If you were a public worker, what would your pension be?

There’s an interesting little tool out from the pension reform camp that lets you pretend you’re a public employee, and calculate how much your pension would be when you retire — and then see how much cash you’d need as a regular old private worker to get the same income. 

We at The Watchdog played around with this little calculator, and it was enlightening.

We pretended we worked for a city that’s with the California Public Employees’ Retirement System, and that we were a general-type worker on the 2.7% at 55 plan (which many local governments have).

We also pretended that we wanted to retire at 60 (we do want to retire at 60, but will be working until we’re 80 or so nonetheless); and that we had 25 years of service in; and that our final salary was $80,000 (which is about average for the county). 

Turns out our annual pension benefit would be $54,000 a year — or $4,500 a month. Certainly not in the$100K club, but pretty comfortable.

Now, as a private worker drone of the female persuasion, the amount of cash we’d need at age 60 to yield the same annual income as this public pension is $1,005,692. (It’s less for guys — $929,021 — as they don’t live as long.) 
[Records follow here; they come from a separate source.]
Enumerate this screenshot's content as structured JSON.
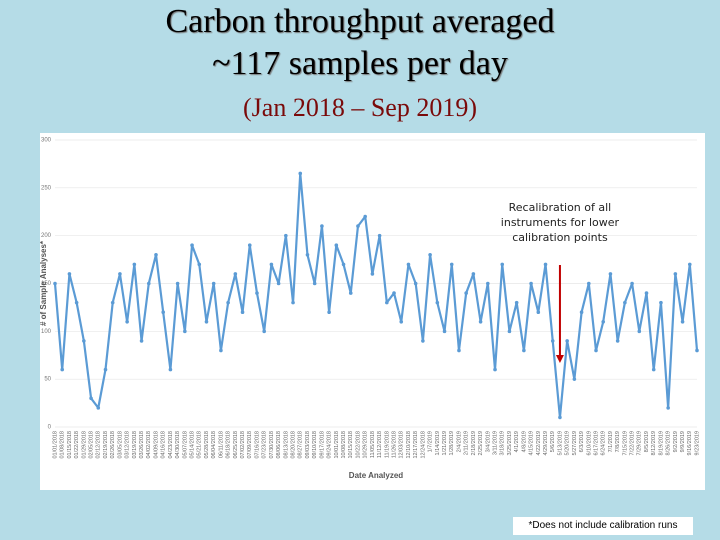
{
  "chart_data": {
    "type": "line",
    "title_lines": [
      "Carbon throughput averaged",
      "~117 samples per day"
    ],
    "subtitle": "(Jan 2018 – Sep 2019)",
    "x_label": "Date Analyzed",
    "y_label": "# of Sample Analyses*",
    "annotation": "Recalibration of all instruments for lower calibration points",
    "footnote": "*Does not include calibration runs",
    "categories": [
      "01/01/2018",
      "01/08/2018",
      "01/15/2018",
      "01/22/2018",
      "01/29/2018",
      "02/05/2018",
      "02/12/2018",
      "02/19/2018",
      "02/26/2018",
      "03/05/2018",
      "03/12/2018",
      "03/19/2018",
      "03/26/2018",
      "04/02/2018",
      "04/09/2018",
      "04/16/2018",
      "04/23/2018",
      "04/30/2018",
      "05/07/2018",
      "05/14/2018",
      "05/21/2018",
      "05/28/2018",
      "06/04/2018",
      "06/11/2018",
      "06/18/2018",
      "06/25/2018",
      "07/02/2018",
      "07/09/2018",
      "07/16/2018",
      "07/23/2018",
      "07/30/2018",
      "08/06/2018",
      "08/13/2018",
      "08/20/2018",
      "08/27/2018",
      "09/03/2018",
      "09/10/2018",
      "09/17/2018",
      "09/24/2018",
      "10/01/2018",
      "10/08/2018",
      "10/15/2018",
      "10/22/2018",
      "10/29/2018",
      "11/05/2018",
      "11/12/2018",
      "11/19/2018",
      "11/26/2018",
      "12/03/2018",
      "12/10/2018",
      "12/17/2018",
      "12/24/2018",
      "1/7/2019",
      "1/14/2019",
      "1/21/2019",
      "1/28/2019",
      "2/4/2019",
      "2/11/2019",
      "2/18/2019",
      "2/25/2019",
      "3/4/2019",
      "3/11/2019",
      "3/18/2019",
      "3/25/2019",
      "4/1/2019",
      "4/8/2019",
      "4/15/2019",
      "4/22/2019",
      "4/29/2019",
      "5/6/2019",
      "5/13/2019",
      "5/20/2019",
      "5/27/2019",
      "6/3/2019",
      "6/10/2019",
      "6/17/2019",
      "6/24/2019",
      "7/1/2019",
      "7/8/2019",
      "7/15/2019",
      "7/22/2019",
      "7/29/2019",
      "8/5/2019",
      "8/12/2019",
      "8/19/2019",
      "8/26/2019",
      "9/2/2019",
      "9/9/2019",
      "9/16/2019",
      "9/23/2019"
    ],
    "values": [
      150,
      60,
      160,
      130,
      90,
      30,
      20,
      60,
      130,
      160,
      110,
      170,
      90,
      150,
      180,
      120,
      60,
      150,
      100,
      190,
      170,
      110,
      150,
      80,
      130,
      160,
      120,
      190,
      140,
      100,
      170,
      150,
      200,
      130,
      265,
      180,
      150,
      210,
      120,
      190,
      170,
      140,
      210,
      220,
      160,
      200,
      130,
      140,
      110,
      170,
      150,
      90,
      180,
      130,
      100,
      170,
      80,
      140,
      160,
      110,
      150,
      60,
      170,
      100,
      130,
      80,
      150,
      120,
      170,
      90,
      10,
      90,
      50,
      120,
      150,
      80,
      110,
      160,
      90,
      130,
      150,
      100,
      140,
      60,
      130,
      20,
      160,
      110,
      170,
      80
    ],
    "color": "#5b9bd5",
    "annotation_index": 70,
    "arrow_color": "#c00000",
    "ylim": [
      0,
      300
    ],
    "yticks": [
      0,
      50,
      100,
      150,
      200,
      250,
      300
    ],
    "grid": true
  }
}
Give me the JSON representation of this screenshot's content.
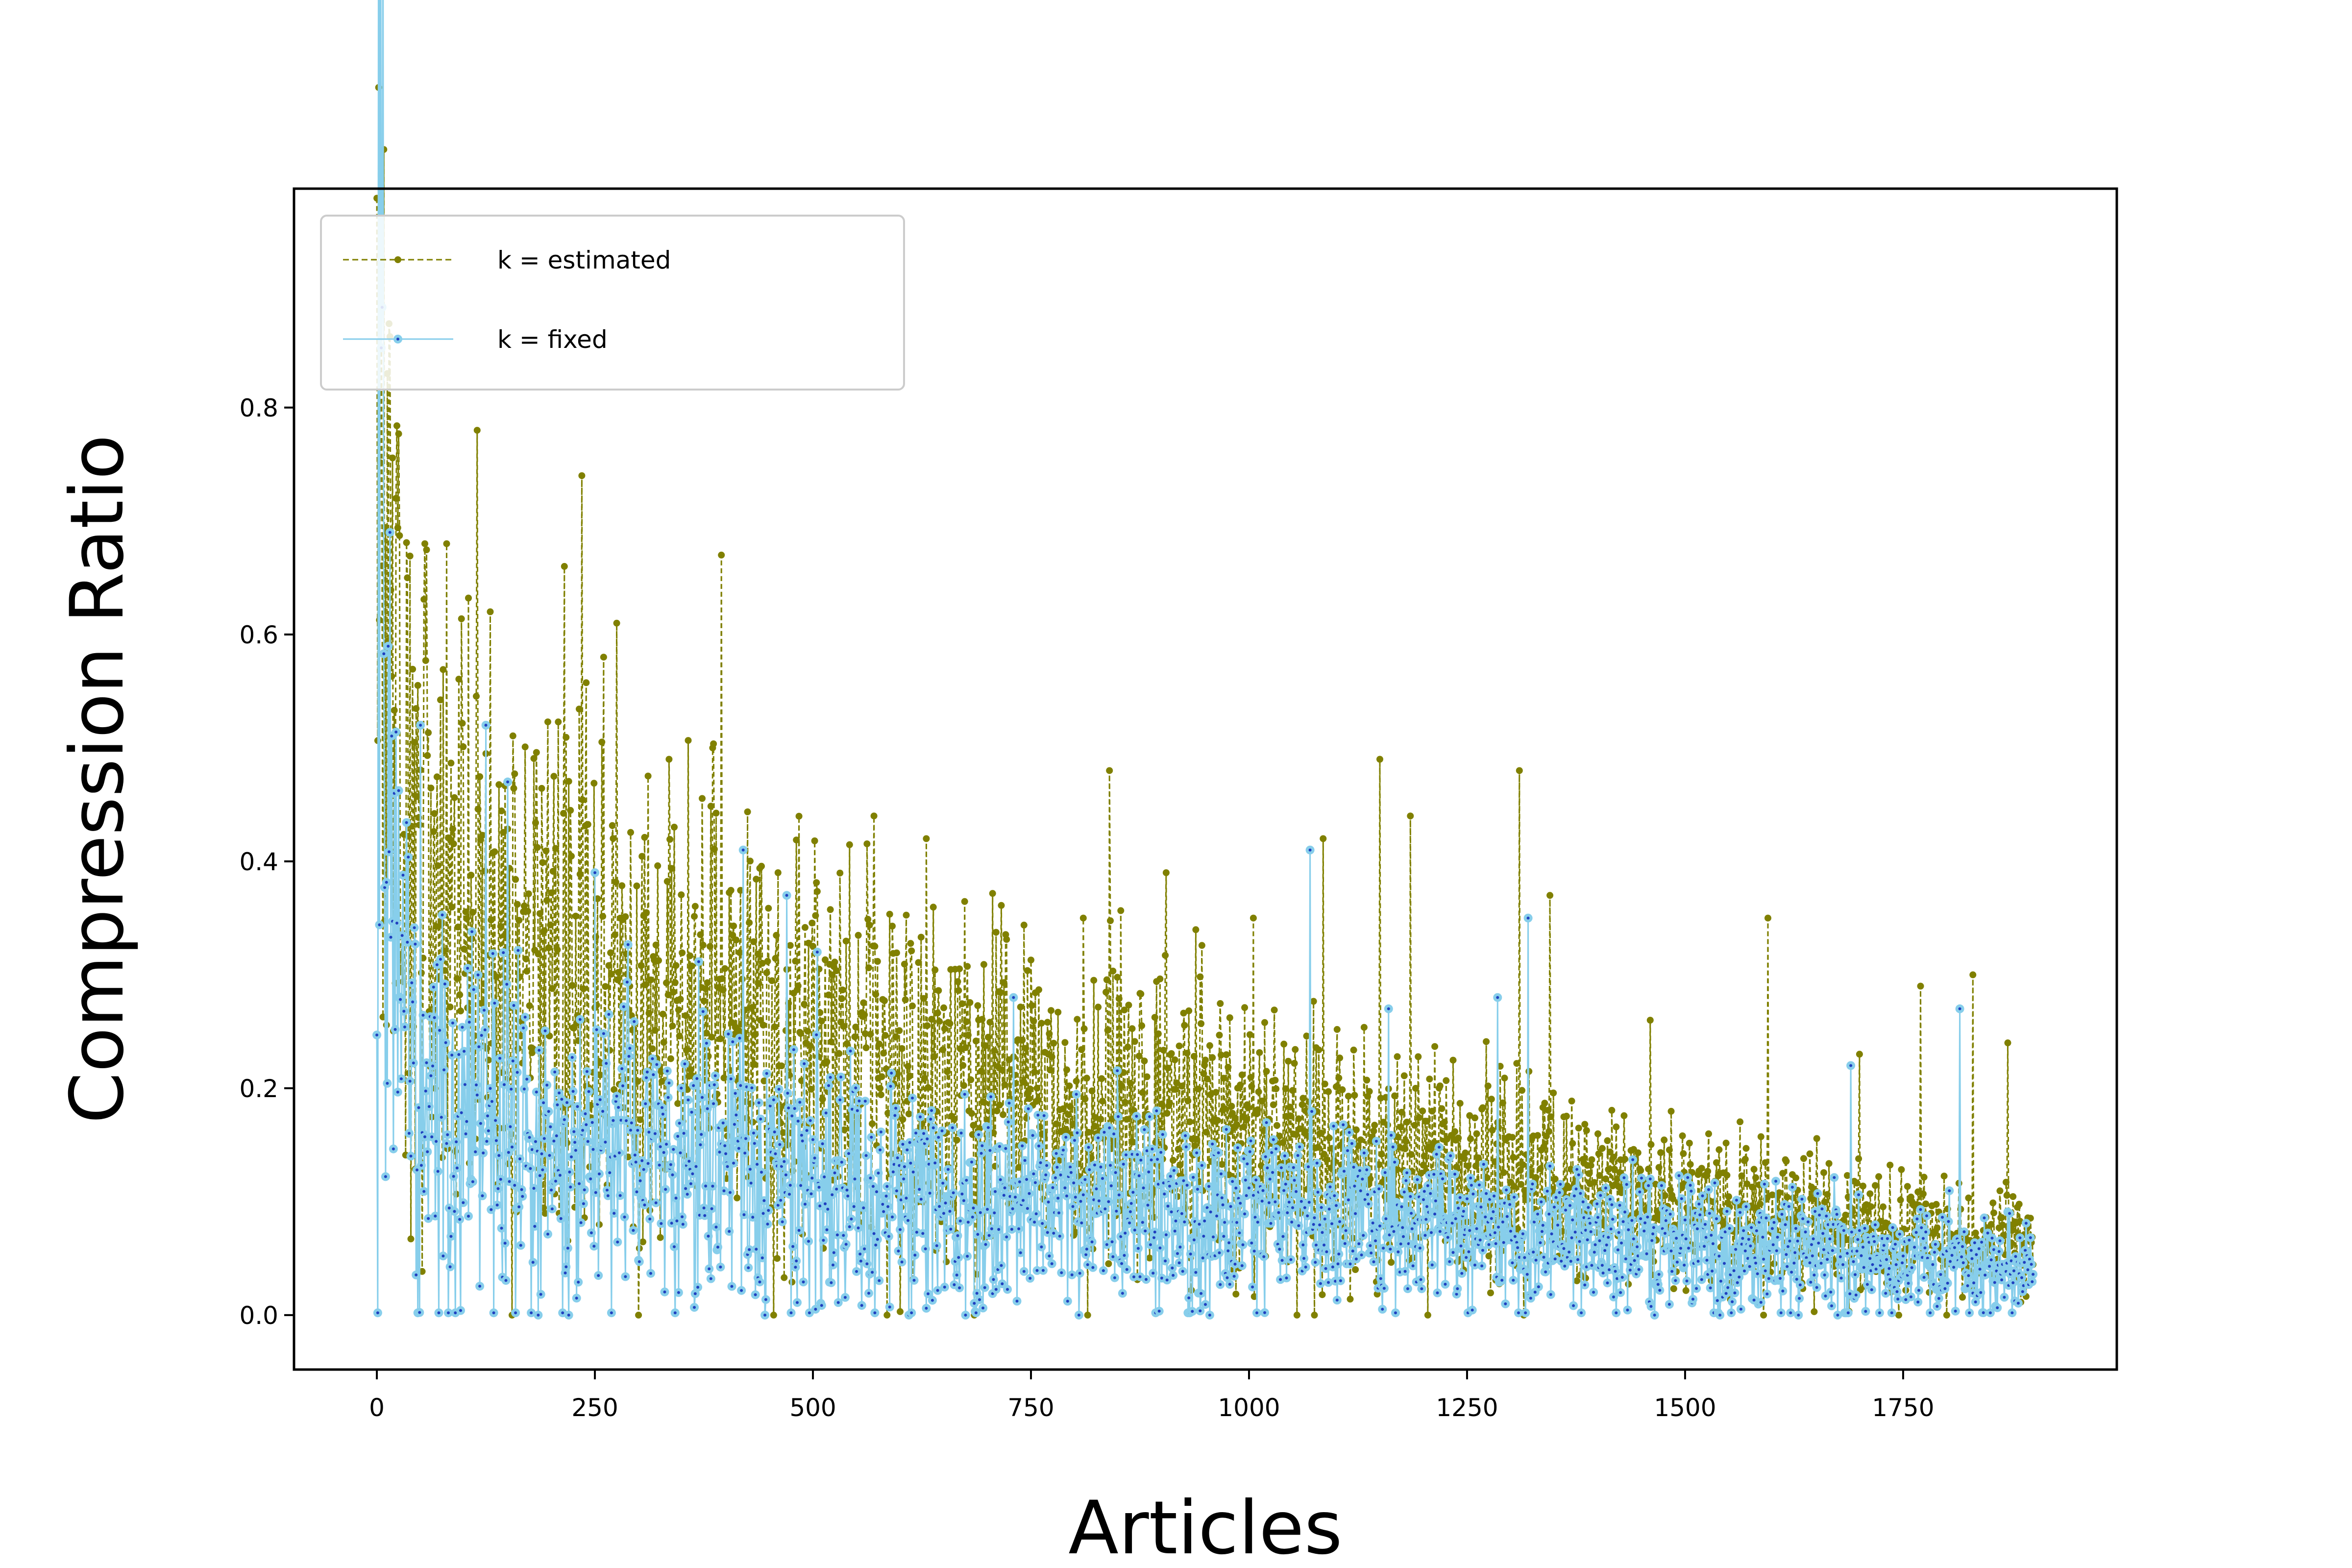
{
  "chart_data": {
    "type": "line",
    "title": "",
    "xlabel": "Articles",
    "ylabel": "Compression Ratio",
    "xlim": [
      -95,
      1995
    ],
    "ylim": [
      -0.048,
      0.993
    ],
    "x_ticks": [
      0,
      250,
      500,
      750,
      1000,
      1250,
      1500,
      1750
    ],
    "y_ticks": [
      0.0,
      0.2,
      0.4,
      0.6,
      0.8
    ],
    "x_tick_labels": [
      "0",
      "250",
      "500",
      "750",
      "1000",
      "1250",
      "1500",
      "1750"
    ],
    "y_tick_labels": [
      "0.0",
      "0.2",
      "0.4",
      "0.6",
      "0.8"
    ],
    "grid": false,
    "legend_position": "upper-left",
    "n_points": 1900,
    "series": [
      {
        "name": "k = estimated",
        "color": "#808000",
        "line_style": "dashed",
        "marker": "small-dot",
        "trend_points": [
          [
            0,
            0.93
          ],
          [
            10,
            0.6
          ],
          [
            25,
            0.45
          ],
          [
            50,
            0.38
          ],
          [
            100,
            0.34
          ],
          [
            200,
            0.3
          ],
          [
            300,
            0.28
          ],
          [
            400,
            0.26
          ],
          [
            500,
            0.235
          ],
          [
            600,
            0.22
          ],
          [
            700,
            0.205
          ],
          [
            800,
            0.185
          ],
          [
            900,
            0.17
          ],
          [
            1000,
            0.155
          ],
          [
            1100,
            0.14
          ],
          [
            1200,
            0.125
          ],
          [
            1300,
            0.115
          ],
          [
            1400,
            0.105
          ],
          [
            1500,
            0.095
          ],
          [
            1600,
            0.085
          ],
          [
            1700,
            0.075
          ],
          [
            1800,
            0.065
          ],
          [
            1900,
            0.06
          ]
        ],
        "spikes": [
          [
            12,
            0.83
          ],
          [
            22,
            0.72
          ],
          [
            35,
            0.65
          ],
          [
            55,
            0.68
          ],
          [
            80,
            0.68
          ],
          [
            115,
            0.78
          ],
          [
            130,
            0.62
          ],
          [
            155,
            0.66
          ],
          [
            215,
            0.66
          ],
          [
            235,
            0.74
          ],
          [
            260,
            0.58
          ],
          [
            275,
            0.61
          ],
          [
            335,
            0.49
          ],
          [
            385,
            0.5
          ],
          [
            395,
            0.67
          ],
          [
            460,
            0.39
          ],
          [
            570,
            0.44
          ],
          [
            630,
            0.42
          ],
          [
            685,
            0.46
          ],
          [
            810,
            0.35
          ],
          [
            840,
            0.48
          ],
          [
            905,
            0.39
          ],
          [
            1005,
            0.35
          ],
          [
            1085,
            0.42
          ],
          [
            1150,
            0.49
          ],
          [
            1185,
            0.44
          ],
          [
            1310,
            0.48
          ],
          [
            1345,
            0.37
          ],
          [
            1460,
            0.26
          ],
          [
            1595,
            0.35
          ],
          [
            1700,
            0.23
          ],
          [
            1770,
            0.29
          ],
          [
            1830,
            0.3
          ],
          [
            1870,
            0.24
          ]
        ],
        "zeros": [
          155,
          300,
          455,
          585,
          685,
          815,
          1055,
          1075,
          1205,
          1315,
          1590,
          1745,
          1800
        ]
      },
      {
        "name": "k = fixed",
        "color": "#87ceeb",
        "line_style": "solid",
        "marker": "ring-dot",
        "trend_points": [
          [
            0,
            0.95
          ],
          [
            10,
            0.5
          ],
          [
            25,
            0.25
          ],
          [
            50,
            0.2
          ],
          [
            100,
            0.17
          ],
          [
            200,
            0.15
          ],
          [
            300,
            0.14
          ],
          [
            400,
            0.13
          ],
          [
            500,
            0.12
          ],
          [
            600,
            0.11
          ],
          [
            700,
            0.1
          ],
          [
            800,
            0.095
          ],
          [
            900,
            0.09
          ],
          [
            1000,
            0.085
          ],
          [
            1100,
            0.08
          ],
          [
            1200,
            0.075
          ],
          [
            1300,
            0.07
          ],
          [
            1400,
            0.065
          ],
          [
            1500,
            0.06
          ],
          [
            1600,
            0.055
          ],
          [
            1700,
            0.05
          ],
          [
            1800,
            0.045
          ],
          [
            1900,
            0.04
          ]
        ],
        "spikes": [
          [
            15,
            0.69
          ],
          [
            50,
            0.52
          ],
          [
            125,
            0.52
          ],
          [
            150,
            0.47
          ],
          [
            250,
            0.39
          ],
          [
            420,
            0.41
          ],
          [
            470,
            0.37
          ],
          [
            505,
            0.32
          ],
          [
            730,
            0.28
          ],
          [
            1070,
            0.41
          ],
          [
            1160,
            0.27
          ],
          [
            1285,
            0.28
          ],
          [
            1320,
            0.35
          ],
          [
            1690,
            0.22
          ],
          [
            1815,
            0.27
          ]
        ],
        "zeros": [
          185,
          220,
          445,
          610,
          675,
          805,
          955,
          1465,
          1540,
          1630,
          1675
        ]
      }
    ]
  }
}
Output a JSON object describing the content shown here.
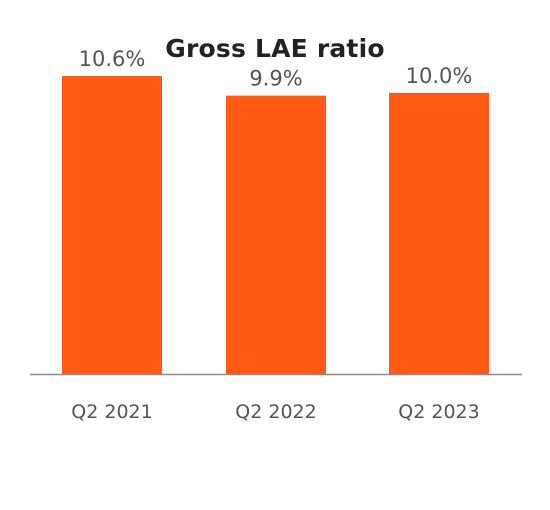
{
  "chart_data": {
    "type": "bar",
    "title": "Gross LAE ratio",
    "categories": [
      "Q2 2021",
      "Q2 2022",
      "Q2 2023"
    ],
    "values": [
      10.6,
      9.9,
      10.0
    ],
    "data_labels": [
      "10.6%",
      "9.9%",
      "10.0%"
    ],
    "value_unit": "%",
    "xlabel": "",
    "ylabel": "",
    "ylim": [
      0,
      11
    ],
    "grid": false,
    "legend": "none",
    "bar_color": "#FF5A16",
    "axis_color": "#8C8C8C",
    "text_color": "#555555"
  }
}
Things are far grimmer if you’re a teacher in California. You can play with those formulas, too.

Anyway, it’s enlightening to go in there with your actual pay and see what it spits out. Or, say, to plug in the pay of your city’s police or fire chief and see what it spits out.

A public safety manager type with a salary of $250,000 and 25 years in would get a pension of $187,500 a year (thank the generous 3% at 50 public safety formula). The amount of cash you would need at the same retirement age to get the same annual income is $3.5 million if you’re female, and $3.2 million if you’re male.

We’re buying our lottery ticket later. You?